Showing posts with label diet coke. Show all posts
Showing posts with label diet coke. Show all posts

Saturday, November 15, 2008

All worn out and nothing fits

For me to not exercise is work.

I woke up this morning and had promised myself I wouldn't go to the gym. I would eat breakfast, lunch, dinner and snacks.

So far so good. Lunch/brunch was a struggle. Brunch lunch is always a struggle. There was nothing that really appealed to me. I made toast and put two fried eggs on my plate. I never eat egg yolks. Today I ate an egg yolk, dressed with cheddar cheese. I guess I should feel accomplished but I don't really. After the event of eating the yolk it really makes no difference to me. The difference only lies in how I feel. I had the strongest urge for more caffeine and, after filling my mug with coffee I decided to crack open a coke. Something is so satisfying about coke. I can't really put my finger on it.

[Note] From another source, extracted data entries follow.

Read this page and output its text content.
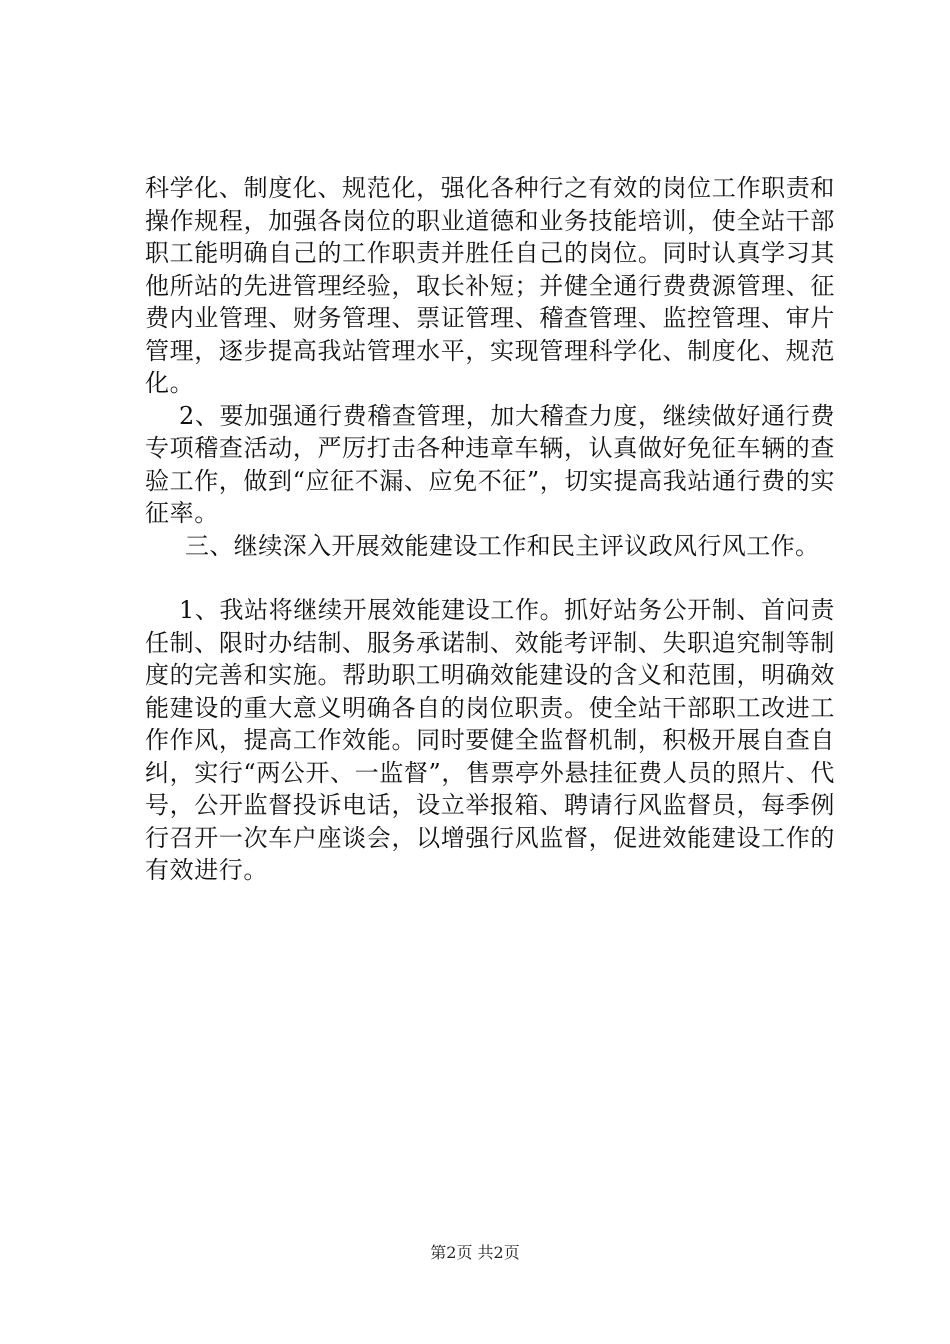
科学化、制度化、规范化，强化各种行之有效的岗位工作职责和操作规程，加强各岗位的职业道德和业务技能培训，使全站干部职工能明确自己的工作职责并胜任自己的岗位。同时认真学习其他所站的先进管理经验，取长补短；并健全通行费费源管理、征费内业管理、财务管理、票证管理、稽查管理、监控管理、审片管理，逐步提高我站管理水平，实现管理科学化、制度化、规范化。

2、要加强通行费稽查管理，加大稽查力度，继续做好通行费专项稽查活动，严厉打击各种违章车辆，认真做好免征车辆的查验工作，做到“应征不漏、应免不征”，切实提高我站通行费的实征率。

三、继续深入开展效能建设工作和民主评议政风行风工作。

1、我站将继续开展效能建设工作。抓好站务公开制、首问责任制、限时办结制、服务承诺制、效能考评制、失职追究制等制度的完善和实施。帮助职工明确效能建设的含义和范围，明确效能建设的重大意义明确各自的岗位职责。使全站干部职工改进工作作风，提高工作效能。同时要健全监督机制，积极开展自查自纠，实行“两公开、一监督”，售票亭外悬挂征费人员的照片、代号，公开监督投诉电话，设立举报箱、聘请行风监督员，每季例行召开一次车户座谈会，以增强行风监督，促进效能建设工作的有效进行。

第2页 共2页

It's so embarrassing when I struggle with eating- everyone can see. Mary can see but I'm not sure she can see how much I am shaking. I don't think she knows the extent to which my disorder goes. Sarah does. But she is more likely to pat me on the back. The other night at dinner I was shaking while drinking my milk. She sat by.

What makes food so scary? I wonder if it activates the amydala, a region of the brain so involved with fear. I know it activates the brain regions most involved with addictions.. I need to look into that.

I talked to my dad this morning. Well, kind of. I was really anxious and I told him I wanted my dog.. and that was all. And that I want to punch things. I get so frustrated when I talk to family members because they never give me any type of response. They just expect me to talk and when I ask them something they can't answer my questions. I need someone who will respond to me.

I need a tattoo design. I want a non circular design that represents the female body and strength. I was thinking like a curvy silhouette... i really like that idea, actually.

Well today is a fun filled day of work (not really). It is just one day. I can make it through one day. I can make it through the semester.